Premiere: Inanna call out into the darkness with ‘Spooky’
The indie-pop duo wander through the halls of death and uncertainty on a new song.
I attended my first funeral when I was six. It’s only a flashing memory now, but it lifted the veil on this existence, you could say. That imprint has been carried around with me like a tattoo that has lost all form and color. In 30+ years, countless more deaths have cast a bruised shadow over life, and it’s hard not to grow increasingly existential with age. It’s not that each loss punches you down (that’s expected), but it’s the frequency of it all, manifesting into this sour, ugly ghoul that you just know is waiting around the next corner. A dreamy shoegaze duo out of California, Inanna ⏤ Hank Dorsey and Hannah Stewart ⏤ seem to work out of such a cavernous darkness, as Stewart’s voice pings and echoes across shards of rock and the overwhelming blackness that seeks to taunt them before it just might swallow them alive. “Spooky,” a hauntingly aloof track, premiering today, finds the indie-pop mechanics stumbling around in the attic that borders human existence and the afterlife.

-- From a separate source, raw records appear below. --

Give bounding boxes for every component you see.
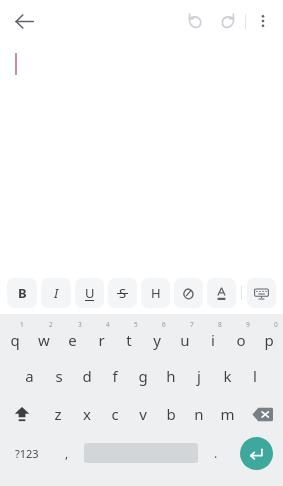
staticText: q (10, 330, 20, 350)
staticText: n (194, 404, 204, 424)
button[interactable]: 4 (87, 317, 115, 357)
button[interactable]: . (202, 433, 229, 473)
staticText: d (82, 366, 92, 386)
button[interactable]: S (108, 278, 137, 308)
button[interactable]: Hide keyboard (247, 278, 276, 308)
staticText: h (166, 366, 176, 386)
button[interactable]: b (157, 395, 185, 433)
staticText: y (153, 330, 161, 350)
button[interactable]: Text color (207, 278, 236, 308)
button[interactable]: 5 (115, 317, 143, 357)
button[interactable]: x (72, 395, 101, 433)
button[interactable]: More options (246, 4, 280, 38)
staticText: 9 (246, 320, 250, 329)
button[interactable]: c (101, 395, 129, 433)
staticText: i (211, 330, 215, 350)
button[interactable]: 7 (171, 317, 199, 357)
button[interactable]: Undo (177, 4, 211, 38)
staticText: s (55, 366, 63, 386)
staticText: B (18, 284, 27, 302)
button[interactable]: 6 (143, 317, 171, 357)
button[interactable]: 3 (58, 317, 87, 357)
staticText: 8 (218, 320, 222, 329)
button[interactable]: ?123 (0, 433, 53, 473)
staticText: a (25, 366, 34, 386)
button[interactable]: Enter (240, 437, 273, 470)
button[interactable]: l (241, 357, 269, 395)
staticText: u (180, 330, 190, 350)
button[interactable]: a (15, 357, 44, 395)
button[interactable]: v (129, 395, 157, 433)
button[interactable]: 2 (29, 317, 58, 357)
staticText: g (138, 366, 148, 386)
staticText: 5 (134, 320, 138, 329)
staticText: r (98, 330, 105, 350)
staticText: 0 (274, 320, 278, 329)
button[interactable]: , (53, 433, 80, 473)
button[interactable]: B (7, 278, 37, 308)
button[interactable]: U (75, 278, 104, 308)
button[interactable]: Shift (0, 395, 43, 433)
staticText: m (220, 404, 235, 424)
staticText: v (139, 404, 147, 424)
staticText: z (54, 404, 62, 424)
button[interactable]: Backspace (241, 395, 283, 433)
button[interactable]: m (213, 395, 241, 433)
staticText: t (126, 330, 132, 350)
staticText: o (236, 330, 246, 350)
button[interactable]: Redo (211, 4, 245, 38)
button[interactable]: I (41, 278, 71, 308)
staticText: e (68, 330, 77, 350)
staticText: f (112, 366, 118, 386)
button[interactable]: g (129, 357, 157, 395)
staticText: 3 (78, 320, 82, 329)
staticText: l (253, 366, 257, 386)
button[interactable]: f (101, 357, 129, 395)
button[interactable]: 0 (255, 317, 283, 357)
staticText: k (223, 366, 232, 386)
button[interactable]: h (157, 357, 185, 395)
staticText: c (111, 404, 119, 424)
button[interactable]: j (185, 357, 213, 395)
button[interactable]: 9 (227, 317, 255, 357)
staticText: S (119, 284, 127, 302)
button[interactable]: z (43, 395, 72, 433)
staticText: 4 (106, 320, 110, 329)
button[interactable]: H (141, 278, 170, 308)
button[interactable]: s (44, 357, 73, 395)
staticText: b (166, 404, 176, 424)
staticText: x (83, 404, 91, 424)
button[interactable]: 1 (0, 317, 29, 357)
staticText: j (197, 366, 201, 386)
button[interactable]: 8 (199, 317, 227, 357)
button[interactable]: k (213, 357, 241, 395)
staticText: p (264, 330, 274, 350)
staticText: I (54, 284, 59, 302)
staticText: . (214, 445, 218, 461)
staticText: 2 (49, 320, 53, 329)
button[interactable]: d (73, 357, 101, 395)
staticText: 1 (20, 320, 24, 329)
staticText: 7 (190, 320, 194, 329)
staticText: 6 (162, 320, 166, 329)
button[interactable]: Highlight (174, 278, 203, 308)
button[interactable]: Back (5, 2, 43, 40)
staticText: ?123 (15, 446, 39, 461)
staticText: U (85, 284, 95, 302)
button[interactable]: n (185, 395, 213, 433)
staticText: w (38, 330, 50, 350)
staticText: H (151, 284, 161, 302)
staticText: , (65, 445, 69, 461)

“So strange, a place is not gone when you leave / So strange, your face, all along / I miss you, do you miss me?” pokes Stewart. She wrestles with her emotionally grueling plight as a farmer tending to a withering garden, each stalk of corn cracked and brown. She’s parched for water, too, and she then turns her voice over in the silver cylinder of light that has somehow found its way into the cave with them, perplexing Stewart and Dorsey into thinking the weight will finally leave their shoulder blades. “Your lone figure and it’s calling my name / It sounds like my voice but I’ll come just the same / And now you’re gone, no one to blame,” she heaves one last breath in resignation. The melancholy is breathtakingly brutal, allowing the gloom to take root, but you’ll at least be ready for it.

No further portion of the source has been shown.